The conceptual approach as described earlier is illustrated in Figure 2. It will serve as the basic framework for developing the scientific and technical work flow of this project. The prevention of adverse events is the overall goal of this project. This is indicated by the outer most circle that embraces the three "pillars" of Aggregation, Research & Technological Development and Innovation. Each of these three steps in an iterative process of system and therefore quality improvement is further subdivided into two sections, depicted by six segments. Data collection and knowledge discovery are part of the aggregation step, pattern detection and evidence learning underpin RTD and finally, application implementation and event monitoring form the innovation process.
Figure 2 Generic conceptual approach
Data that are important for the discovery of clinical events, such as adverse drug events are typically collected and stored in Clinical Information Systems (CIS) maintained by multiple institutions such as hospitals or other national healthcare providers. In general, a varying number and combination of heterogeneous techniques and technologies is being used, including proprietary as well as open-source based platforms, hard- and software. In order to establish a coherent and systematic data exchange, a rich data set is needed, harmonised across the DebugIT sites and CIS systems, that defines required data items for the medical domain targeted, including information about patients, pathogens, drugs and workflow aspects, as well as their syntax and semantic. DebugIT will adopt a three-stage methodology to this challenge.
- Specific interfaces will convert from the proprietary data set to standards-based formats of the Interoperability Platform.

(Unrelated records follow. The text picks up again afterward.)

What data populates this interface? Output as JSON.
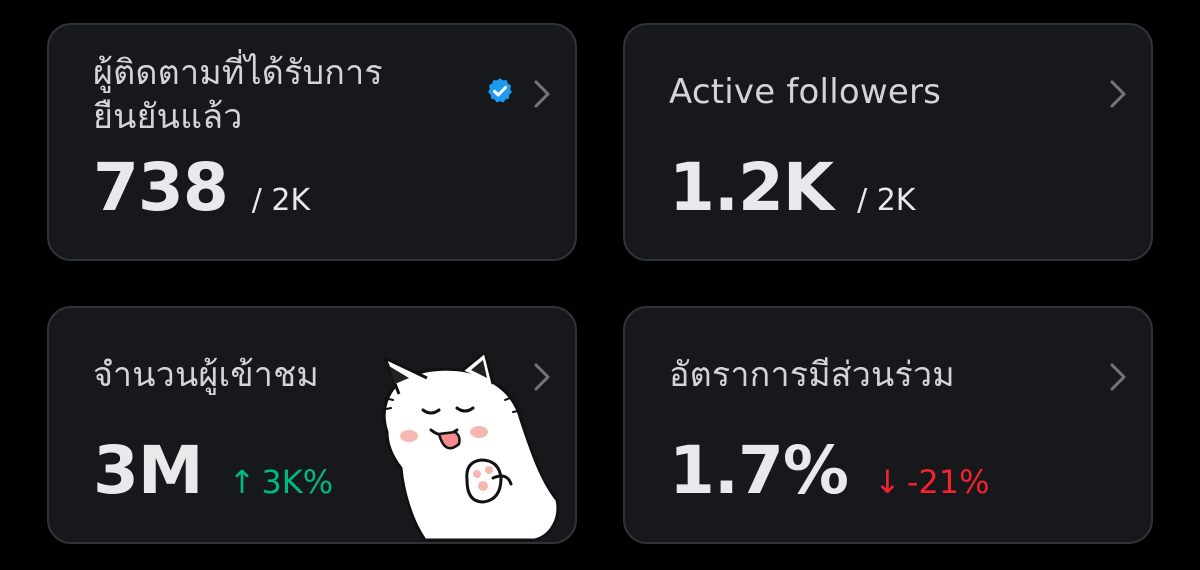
{
  "colors": {
    "background": "#000000",
    "card": "#16181c",
    "card_border": "#2f3336",
    "text_primary": "#e7e9ea",
    "text_label": "#d2d5d8",
    "positive": "#00ba7c",
    "negative": "#f4212e",
    "verified": "#1d9bf0"
  },
  "cards": [
    {
      "label": "ผู้ติดตามที่ได้รับการยืนยันแล้ว",
      "icon": "verified-badge-icon",
      "value": "738",
      "suffix": "/ 2K"
    },
    {
      "label": "Active followers",
      "value": "1.2K",
      "suffix": "/ 2K"
    },
    {
      "label": "จำนวนผู้เข้าชม",
      "value": "3M",
      "change": {
        "arrow": "↑",
        "text": "3K%",
        "direction": "up"
      }
    },
    {
      "label": "อัตราการมีส่วนร่วม",
      "value": "1.7%",
      "change": {
        "arrow": "↓",
        "text": "-21%",
        "direction": "down"
      }
    }
  ],
  "sticker": "cat-sticker"
}
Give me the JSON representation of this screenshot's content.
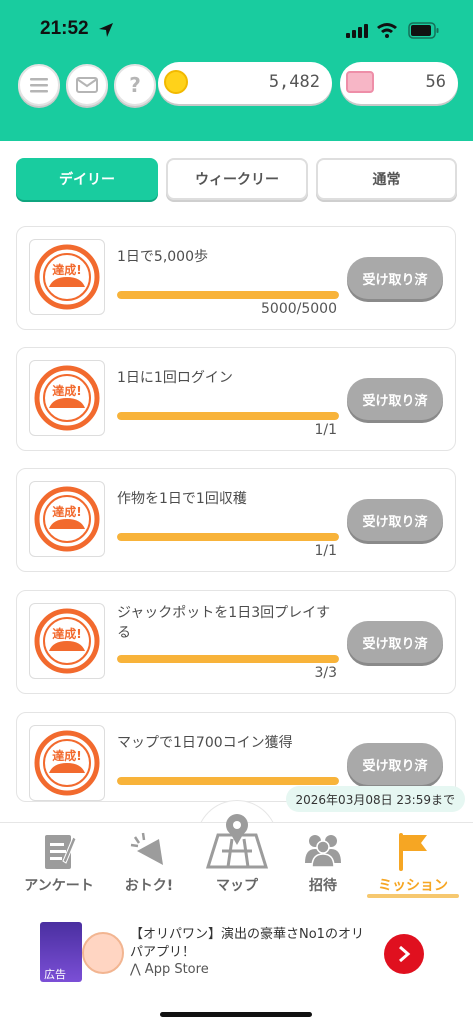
{
  "status_bar": {
    "time": "21:52"
  },
  "header": {
    "coins": "5,482",
    "tickets": "56",
    "help_label": "?"
  },
  "tabs": [
    {
      "label": "デイリー",
      "active": true
    },
    {
      "label": "ウィークリー",
      "active": false
    },
    {
      "label": "通常",
      "active": false
    }
  ],
  "badge_text": "達成!",
  "missions": [
    {
      "title": "1日で5,000歩",
      "progress_text": "5000/5000",
      "progress": 1.0,
      "button": "受け取り済"
    },
    {
      "title": "1日に1回ログイン",
      "progress_text": "1/1",
      "progress": 1.0,
      "button": "受け取り済"
    },
    {
      "title": "作物を1日で1回収穫",
      "progress_text": "1/1",
      "progress": 1.0,
      "button": "受け取り済"
    },
    {
      "title": "ジャックポットを1日3回プレイする",
      "progress_text": "3/3",
      "progress": 1.0,
      "button": "受け取り済"
    },
    {
      "title": "マップで1日700コイン獲得",
      "progress_text": "",
      "progress": 1.0,
      "button": "受け取り済"
    }
  ],
  "deadline": "2026年03月08日 23:59まで",
  "nav": [
    {
      "label": "アンケート",
      "icon": "clipboard-icon"
    },
    {
      "label": "おトク!",
      "icon": "megaphone-icon"
    },
    {
      "label": "マップ",
      "icon": "map-icon"
    },
    {
      "label": "招待",
      "icon": "people-icon"
    },
    {
      "label": "ミッション",
      "icon": "flag-icon",
      "active": true
    }
  ],
  "ad": {
    "tag": "広告",
    "text": "【オリパワン】演出の豪華さNo1のオリパアプリ！",
    "store": "App Store"
  },
  "colors": {
    "accent": "#19cc9f",
    "progress": "#f8b33a",
    "active_nav": "#f6a623"
  }
}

The Interoperability Platform provides de-identification process as well as cleaning of the data from artefacts. The results are used to populate the Clinical Data Repository.
- The Data Mining Engine processes data from the Clinical Data Repository together with fed-back data from the Medical Knowledge Repository to create new/additional medical knowledge which is being stored in the Medical Knowledge Repository.
- The Decision Support System links health observations from the Clinical Information Systems with health knowledge from the Medical Knowledge Repository to support the fact finding process on a patient, at a local, regional, national or international level.
This three-stage approach provides the project with great methodological data while keeping empirical power for further improving safety issues and risk management in this specific domain. For example, the "beyond the state-of-the-art" multimedia surveillance system will support the discovery of unsuspected, helpful patterns of nosocomial infections and antimicrobial resistance.
A key aspect of this new system will be to support improved antimicrobial prescribing and quality of care. This will translate into medico-economic efficiency and a decrease in antimicrobial selection pressure on the acquisition and transmission of multi-resistant pathogens.
Both in- and outpatient clinical data sources are available within the project, extending the scope beyond the hospital environments. This increases the power to develop generic methods and tools. As a consequence, the developed system will be easily adaptable to other medical and clinical topics and environments.